«Смелость города берет», — повторяла про себя Нина, но когда она увидела скошенную трубу «Памяти Ленина», у нее заныло сердце. Вдоль бортов были установлены стальные щиты на случай обстрела, а на носу и корме под брезентовыми чехлами угадывались тупые рыльца пулеметов.
Война…
Но отступать было поздно, и Нина решительно двинулась к сходням.
На верхней палубе она встретила Дона Фернандо, попыхивающего сигарой.
— Ба, и вы здесь?! — удивился он. — А ваш муж знает, куда вы собрались?
Нина неохотно кивнула — ей было досадно, что Дон Фернандо станет свидетелем ее романа с Даниэлем. Впрочем, это даже к лучшему: пусть расскажет об увиденном Климу.
Время шло, но Даниэль так и не появился. Нина прохаживалась вдоль борта и настороженно косилась на матросов, говоривших по-русски. Уму непостижимо: пару недель назад они были в Советской России — в другом, параллельном мире.
Нина не выдержала:
— Вы не видели мистера Бернара? — спросила она у Фернандо. — Он должен быть на этом пароходе.
Дон странно посмотрел на нее.
— Э-э… Мистер Бернар уже уехал.
— Куда?!
— В Ухань. У него там срочные дела.
Нина охнула: что же делать? Вернуться домой? Мерзавец Даниэль опять поставил ее в глупое положение — куда она поедет без него?
Бросившись вниз по трапу, Нина зацепилась рукавом за поручень и так сильно ударилась локтем, что у нее потемнело в глазах.
Раздался протяжный гудок, якорная цепь с грохотом потянулась наверх, и пароход отчалил от пристани.
Зажимая ладонью ушиб, Нина опустилась на ступеньку: вот и все — она ехала в Ухань. Чему быть, того не миновать.
Нина пыталась угадать, почему Даниэль не сообщил ей, что уехал раньше времени. Ждал ли он ее? Или тогда, в кинотеатре, он просто подшутил над ней?
Чтобы хоть немного успокоиться и забыться, Нина принялась листать новые советские книги, которые она нашла у себя в каюте.

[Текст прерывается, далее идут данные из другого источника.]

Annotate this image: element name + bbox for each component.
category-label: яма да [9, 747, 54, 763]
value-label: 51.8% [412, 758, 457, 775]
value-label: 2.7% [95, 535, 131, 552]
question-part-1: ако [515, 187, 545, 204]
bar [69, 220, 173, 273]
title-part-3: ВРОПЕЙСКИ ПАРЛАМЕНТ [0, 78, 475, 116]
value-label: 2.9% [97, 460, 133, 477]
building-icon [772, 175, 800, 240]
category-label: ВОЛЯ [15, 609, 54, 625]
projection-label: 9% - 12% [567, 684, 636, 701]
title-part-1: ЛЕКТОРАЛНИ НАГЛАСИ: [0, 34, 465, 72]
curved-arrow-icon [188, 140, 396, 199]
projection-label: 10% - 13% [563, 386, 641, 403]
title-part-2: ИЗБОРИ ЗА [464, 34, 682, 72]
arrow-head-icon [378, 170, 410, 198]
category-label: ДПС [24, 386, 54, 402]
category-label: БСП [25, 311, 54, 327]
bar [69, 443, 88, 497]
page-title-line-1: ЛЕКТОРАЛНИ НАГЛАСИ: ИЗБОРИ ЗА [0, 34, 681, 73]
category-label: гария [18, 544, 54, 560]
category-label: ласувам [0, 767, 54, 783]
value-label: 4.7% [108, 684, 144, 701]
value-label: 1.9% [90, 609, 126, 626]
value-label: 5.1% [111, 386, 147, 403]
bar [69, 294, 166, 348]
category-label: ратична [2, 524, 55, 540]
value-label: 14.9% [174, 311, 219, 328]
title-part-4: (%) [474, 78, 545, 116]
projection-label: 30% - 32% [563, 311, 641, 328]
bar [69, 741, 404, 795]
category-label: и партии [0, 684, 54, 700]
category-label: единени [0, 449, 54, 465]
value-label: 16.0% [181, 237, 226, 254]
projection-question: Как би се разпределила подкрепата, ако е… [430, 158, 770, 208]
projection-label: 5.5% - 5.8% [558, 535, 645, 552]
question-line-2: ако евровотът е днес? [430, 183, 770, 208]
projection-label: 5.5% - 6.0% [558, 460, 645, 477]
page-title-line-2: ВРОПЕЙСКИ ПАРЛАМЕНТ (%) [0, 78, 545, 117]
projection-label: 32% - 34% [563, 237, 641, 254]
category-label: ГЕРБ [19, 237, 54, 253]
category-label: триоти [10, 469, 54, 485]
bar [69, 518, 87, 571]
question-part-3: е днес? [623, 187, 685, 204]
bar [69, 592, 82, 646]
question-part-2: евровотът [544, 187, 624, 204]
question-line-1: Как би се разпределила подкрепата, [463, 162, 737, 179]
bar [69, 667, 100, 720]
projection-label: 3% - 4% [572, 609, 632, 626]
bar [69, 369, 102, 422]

Без привычных ятей читать было трудно, но еще сложнее было понять логику авторов. Большевики хотели уничтожить класс эксплуататоров и видели революционную доблесть в травле, грабежах и убийствах «буржуев». Причем кто есть кто, определяло происхождение человека: если он родился в семье коммерсанта, священника или аристократа, то на нем можно было ставить крест.
Неужели никто не замечал, насколько эта идеология походила на банальный расизм? Время, что ли, такое, что во всем мире люди судят друг друга не по личным заслугам, а по принадлежности к «племени»?
Отложив книгу, Нина подошла к иллюминатору и раздвинула занавески с надписью «Слава труду!» Гудела паровая машина, от борта тянулась мутная, как кисель, волна, на противоположном, чуть присыпанном снегом берегу виднелись заброшенные крестьянские домики.